A long way from China, but always at home
By Carlin Carr
When Xinyu “Hazel” Wang announced to her middle-school class of 80 that she was leaving for the United States, they were shocked. Kids from her small town of Zhengzhou, China just didn’t study abroad like that. “If you were from Beijing or Shanghai, it was normal,” Hazel explains, “but not in Zhengzhou. People there don’t normally go to the U.S. for high school because they think it’s too early. But there are some students who go to American colleges.”
Hazel was ready for the challenge. Her parents were adventurers, and had brought her on many trips to different countries. In the seventh grade, Hazel travelled around the U.S., and then spent the year in a Los Angeles school – an experience that set her sights on pursuing her education further in the U.S.
When she returned to China, she met with counselors who guided her through her applications for high school. When she decided on Walker’s, she also had yet another mystery to explain to her friends – what exactly is an all-girls’ school? “We only have one all-girls’ school in my whole province,” says Hazel. “I’m from the middle of China, and it’s quite a conventional place.”
Always willing to try something new, Hazel packed her suitcase, said goodbye to her close-knit group of friends and headed for Connecticut. The transition to the rural campus – quite different from her time in Los Angeles – went smoothly. She credits her parents with exposing her to new places to help her feel at home in many places in the world and the welcoming community that awaited her at Walker’s.
Learning the value of an all-girls’ education
Although the all-girls’ experience was a new concept for Hazel, she can now happily explain all that her “unusual” education has provided her. “Being in an all-girls’ school led me to think about issues I didn’t know about, like social justice, and I learned about sexism, racism and so many other things.”
As importantly, Hazel says, Walker’s helped her to speak up, speak out and try new things. That’s very different from her co-ed experience growing up in Zhengzhou. “When I was in China, I never talked in class,” says Hazel.
At Walker’s she’s been a leader both in and out of the classroom. In her freshman year, Hazel, a talented flutist, joined the orchestra and the next year, ran for the head of it. “Usually that is a position for a junior or senior,” says Hazel. “It requires a lot of public speaking, and helped me gain my voice.”
Hazel joined varsity cross-country, and decided to try out for a musical, even though she had always been embarrassed to dance.

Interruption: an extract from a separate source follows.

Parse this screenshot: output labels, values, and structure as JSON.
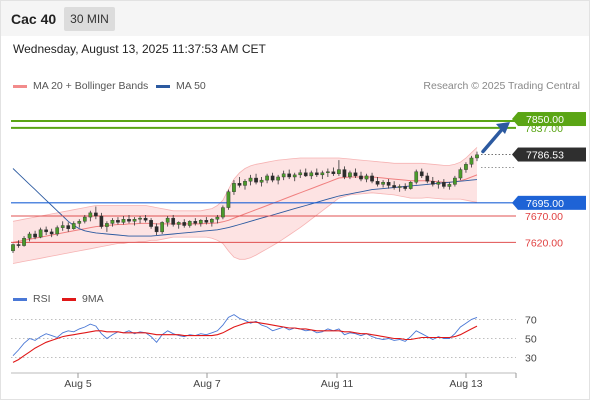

What keeps her pushing herself, she says, is that everyone around her is striving to be their very best. Surrounded by so many outstanding scholars, engineers, athletes, and musicians, she says she felt compelled to test herself to reach her highest level. “It’s wonderful to see how young women have so many accomplishments in their lives,” says Hazel. “They are all so inspiring to me.”
A transformative experience
Her willingness to step out comes from a community that is “so supportive,” including classmates, administrators and faculty. Hazel says she enjoyed the out-of-class, informal discussions with faculty as much as the intellectual rigor and dynamic inside the classroom. She recalls many philosophical talks with Music Department Chair Mrs. MacAlpine about music and its transcendent ability to touch people’s souls.
That deep connection with music is what drives Hazel to practice her flute for six hours a day, in addition to keeping up with her studies and even playing sports.
“Walker’s has completely changed my value of everything. Before, I just wanted to be a musician. But since coming here, I’m interested in literature and philosophy, even sports, which is really rare for me. I was never the girl who ran on the playground.”
Hazel is heading to Vanderbilt University – a place that will be, in many ways, a totally different experience than Walker’s. It’s in the South and co-ed, which Hazel says excites her. She’s looking forward to be in an urban environment again and in the music city of Nashville. She’s also ready to continue exploring and to “make friends from a new part of the country.”
For Hazel, Walker’s helped open her eyes to the many aspects of the world and her own interests that she looks forward to pursuing more in college.
“There are so many things to explore and to be passionate about,” she says. It’s perhaps the best motto and mindset to have as she and her fellow seniors head off into the world.